Protéine de masse moléculaire élevée (460 000), la myosine constitue, dans la cellule musculaire striée, les myofilaments épais des disques sombres des myofibrilles (structures intracytoplasmiques contractiles). De forme allongée (160 nm), la macromolécule de myosine est formée de deux longues chaînes torsadées ensemble pour constituer une sorte de « manche » dont l'une des deux extrémités bifurque pour donner naissance à deux « têtes » globulaires : l'ensemble a donc l'aspect de la lettre Y. Du fait de cette asymétrie moléculaire, les faisceaux de myosine qui constituent les myofilaments orientent les têtes à chacune de leurs extrémités, d'où l'aspect bipolaire d'une telle structure, bien visible en microscopie électronique.
Ce sont ces extrémités, regroupant les excroissances « globulaires » des molécules de myosine, qui sont en mesure de tirer de l'énergie des molécules d'ATP qu'elles hydrolysent (activité ATPasique), d'où la possibilité de déclencher la contraction. Elles ont d'autre part une « flexibilité » qui rend compte de leur liaison mécanique réversible avec les protéines contractiles voisines (actine, tropomine et tropomyosine) lors du raccourcissement des myofibrilles qui matérialise cette contraction à l'échelle cellulaire. Les points de flexibilité coïncident avec des zones fragiles, sur lesquelles agissent les protéases qui sont les enzymes hydrolysant les protéines : la papaïne qu'on trouve dans certains sucs végétaux (ananas) et la trypsine du suc pancréatique.

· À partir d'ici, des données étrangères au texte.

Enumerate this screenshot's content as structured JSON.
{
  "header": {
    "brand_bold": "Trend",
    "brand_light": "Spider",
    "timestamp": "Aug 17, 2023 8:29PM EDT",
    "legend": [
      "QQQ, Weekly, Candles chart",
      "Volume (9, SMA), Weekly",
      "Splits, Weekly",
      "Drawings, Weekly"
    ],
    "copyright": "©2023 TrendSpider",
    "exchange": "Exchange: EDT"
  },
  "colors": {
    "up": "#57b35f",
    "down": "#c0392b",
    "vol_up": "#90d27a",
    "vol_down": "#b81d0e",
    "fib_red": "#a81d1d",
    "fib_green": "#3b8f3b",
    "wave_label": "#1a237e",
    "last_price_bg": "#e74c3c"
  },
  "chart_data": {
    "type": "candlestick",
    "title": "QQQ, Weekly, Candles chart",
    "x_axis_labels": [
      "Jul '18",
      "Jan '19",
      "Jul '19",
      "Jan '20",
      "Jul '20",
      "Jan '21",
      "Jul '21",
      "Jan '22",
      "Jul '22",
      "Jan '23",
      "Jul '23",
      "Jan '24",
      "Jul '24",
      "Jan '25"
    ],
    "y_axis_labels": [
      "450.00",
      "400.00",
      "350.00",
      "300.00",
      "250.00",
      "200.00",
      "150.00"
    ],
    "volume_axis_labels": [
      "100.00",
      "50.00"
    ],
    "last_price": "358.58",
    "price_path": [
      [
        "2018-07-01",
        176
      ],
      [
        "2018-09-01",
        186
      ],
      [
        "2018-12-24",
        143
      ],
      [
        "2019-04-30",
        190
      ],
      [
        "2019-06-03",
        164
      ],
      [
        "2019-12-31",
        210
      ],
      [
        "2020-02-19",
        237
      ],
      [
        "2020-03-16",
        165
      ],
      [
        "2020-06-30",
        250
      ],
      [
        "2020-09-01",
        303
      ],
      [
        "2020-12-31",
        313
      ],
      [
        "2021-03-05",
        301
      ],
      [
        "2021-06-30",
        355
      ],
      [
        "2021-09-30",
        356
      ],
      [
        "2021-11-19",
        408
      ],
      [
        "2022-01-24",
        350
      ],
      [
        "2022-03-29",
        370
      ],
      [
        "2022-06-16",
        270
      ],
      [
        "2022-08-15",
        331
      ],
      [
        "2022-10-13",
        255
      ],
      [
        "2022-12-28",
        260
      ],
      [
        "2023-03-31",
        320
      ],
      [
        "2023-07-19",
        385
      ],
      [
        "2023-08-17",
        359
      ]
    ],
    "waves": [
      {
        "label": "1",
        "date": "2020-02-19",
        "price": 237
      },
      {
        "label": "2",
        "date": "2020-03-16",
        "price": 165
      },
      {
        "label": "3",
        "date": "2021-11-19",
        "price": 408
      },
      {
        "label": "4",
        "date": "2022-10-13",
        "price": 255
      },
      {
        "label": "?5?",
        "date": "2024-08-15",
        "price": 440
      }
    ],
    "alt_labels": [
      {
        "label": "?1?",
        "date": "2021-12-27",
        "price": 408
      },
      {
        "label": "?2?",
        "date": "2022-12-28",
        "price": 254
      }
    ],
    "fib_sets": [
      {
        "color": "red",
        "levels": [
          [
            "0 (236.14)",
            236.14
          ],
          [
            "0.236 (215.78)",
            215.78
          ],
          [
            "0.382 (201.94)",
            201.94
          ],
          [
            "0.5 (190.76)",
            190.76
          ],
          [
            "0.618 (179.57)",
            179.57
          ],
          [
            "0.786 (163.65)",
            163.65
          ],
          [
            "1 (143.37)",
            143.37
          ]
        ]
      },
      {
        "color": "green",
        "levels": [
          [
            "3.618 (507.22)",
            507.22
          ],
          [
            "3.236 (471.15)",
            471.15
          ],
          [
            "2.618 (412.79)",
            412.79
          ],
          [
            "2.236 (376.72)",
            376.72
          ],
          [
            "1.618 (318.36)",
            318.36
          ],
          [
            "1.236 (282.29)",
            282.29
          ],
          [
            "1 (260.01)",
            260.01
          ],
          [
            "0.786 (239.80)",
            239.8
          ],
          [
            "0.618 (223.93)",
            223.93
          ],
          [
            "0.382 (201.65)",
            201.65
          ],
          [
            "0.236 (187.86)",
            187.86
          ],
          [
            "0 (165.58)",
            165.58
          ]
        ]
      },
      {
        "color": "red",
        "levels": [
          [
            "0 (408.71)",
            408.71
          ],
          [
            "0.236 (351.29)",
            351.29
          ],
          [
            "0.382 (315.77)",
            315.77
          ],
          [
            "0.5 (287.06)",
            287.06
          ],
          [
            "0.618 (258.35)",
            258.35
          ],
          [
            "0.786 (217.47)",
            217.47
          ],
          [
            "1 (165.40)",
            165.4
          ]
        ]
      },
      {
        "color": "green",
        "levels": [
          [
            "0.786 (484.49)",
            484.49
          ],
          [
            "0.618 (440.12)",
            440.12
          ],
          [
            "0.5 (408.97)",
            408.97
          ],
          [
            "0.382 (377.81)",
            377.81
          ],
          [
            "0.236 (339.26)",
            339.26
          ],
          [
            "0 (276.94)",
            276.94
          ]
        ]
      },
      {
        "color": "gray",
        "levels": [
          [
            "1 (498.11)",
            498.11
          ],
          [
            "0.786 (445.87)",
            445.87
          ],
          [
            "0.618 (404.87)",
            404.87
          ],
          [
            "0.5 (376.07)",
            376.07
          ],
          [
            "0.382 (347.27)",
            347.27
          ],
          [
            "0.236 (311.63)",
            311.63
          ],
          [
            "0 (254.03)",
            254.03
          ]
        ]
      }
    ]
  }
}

La première détache les extrémités globulaires (fraction HMM-S1 de masse 115 000 daltons) où l'on a pu détecter la présence de chaînes polypeptidiques accessoires plus courtes et dites légères ; le nombre et la nature de ces chaînes varient beaucoup selon le type de muscle dont elles proviennent (masse moléculaire variant de 15 000 à 25 000 selon les cas). La seconde enzyme s'attaque à l'emplacement de la bifurcation qui porte les deux têtes globulaires. On obtient de ce fait deux tronçons dits méromyosines : méromyosine légère (LMM masse 140 000 daltons) qui correspond au « manche » de la macromolécule, et méromyosine lourde (HMM, 340 000 daltons), dont les têtes globulaires peuvent être détachées en faisant agir la papaïne.